By HEZI JIANG in New York (chinadaily.com.cn) Updated: 2016-10-11 09:59

"First, you find a house and scope it out. Find a Chinese neighborhood, because they don't believe in bank accounts."

The lyrics from Black rapper YG's song Meet the Flockers, a step-by-step guide on how to perform a burglary, has outraged the Chinese-American community and netizens on the other side of the globe.

Chinese rappers have hit back at YG with "diss tracks", including a Chinese-language hip hop song by the Whale Island Band, and an English track by Ph Dragon, a PhD student at the University of Southern California.

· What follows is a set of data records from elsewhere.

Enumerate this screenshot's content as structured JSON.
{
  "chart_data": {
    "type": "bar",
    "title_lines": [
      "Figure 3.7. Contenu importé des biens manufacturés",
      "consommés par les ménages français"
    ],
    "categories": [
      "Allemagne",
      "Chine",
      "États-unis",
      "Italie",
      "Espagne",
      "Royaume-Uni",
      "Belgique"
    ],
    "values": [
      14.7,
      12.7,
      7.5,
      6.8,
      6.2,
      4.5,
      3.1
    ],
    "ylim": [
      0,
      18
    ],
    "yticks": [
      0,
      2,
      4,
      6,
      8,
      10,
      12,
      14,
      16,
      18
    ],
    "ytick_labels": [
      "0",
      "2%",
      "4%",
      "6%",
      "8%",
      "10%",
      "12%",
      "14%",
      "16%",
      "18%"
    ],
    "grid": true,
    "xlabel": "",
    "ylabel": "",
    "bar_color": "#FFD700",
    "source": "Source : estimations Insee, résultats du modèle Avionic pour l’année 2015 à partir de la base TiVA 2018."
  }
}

"Yo YG, now the Chinese neighborhood find you, and you gonna taste your own stuff (clean version). What goes around comes around, checking out Youtube look here what I found."

The song on Youtube has received more than 130,000 views and 6,000 likes. As of Oct 7, Ph Dragon had crowdfunded more than $3,000 to shoot a music video for the "diss track".

"After hearing YG's song on robbing Chinese, as a Chinese rapper, I felt I needed to get our voice heard, but I never expected the song to get so popular," wrote Ph Dragon on China's equivalent of Quora, Zhihu.

"I didn't write the song to attack blacks," he said. "I just want people to know we Chinese are not doormats."

Others are fighting the lyrics with political influence.

More than 60,000 people have signed a petition to the White House, asking for a ban on the song.

John Chan of Brooklyn Asian Communities Empowerment confirmed during a Monday press conference that they were organizing a protest in Philadelphia on Oct 15, the same day YG is giving a concert in the city.

"We have to get our voice heard," said Chan, who was also the main organizer of the rallies for Chinese-American police officer Peter Liang earlier year.

Community leaders at the conference also call for a bigger turnout rate for the upcoming presidential election.

"The more votes we get, the louder our voice will be," said Chung Dick, vice-chairman of the American Chinese Commerce Association. "Each vote counts."

The controversy has even caused uproar in China. Recently, Netizens have been sharing YG's song along with footage of a Chinese woman fending off three burglars in her home in Atlanta.

"The overseas Chinese should learn from her, and use guns to protect themselves," said a user on Weibo.

YG and his record label Def Jam have not openly responded to the protests.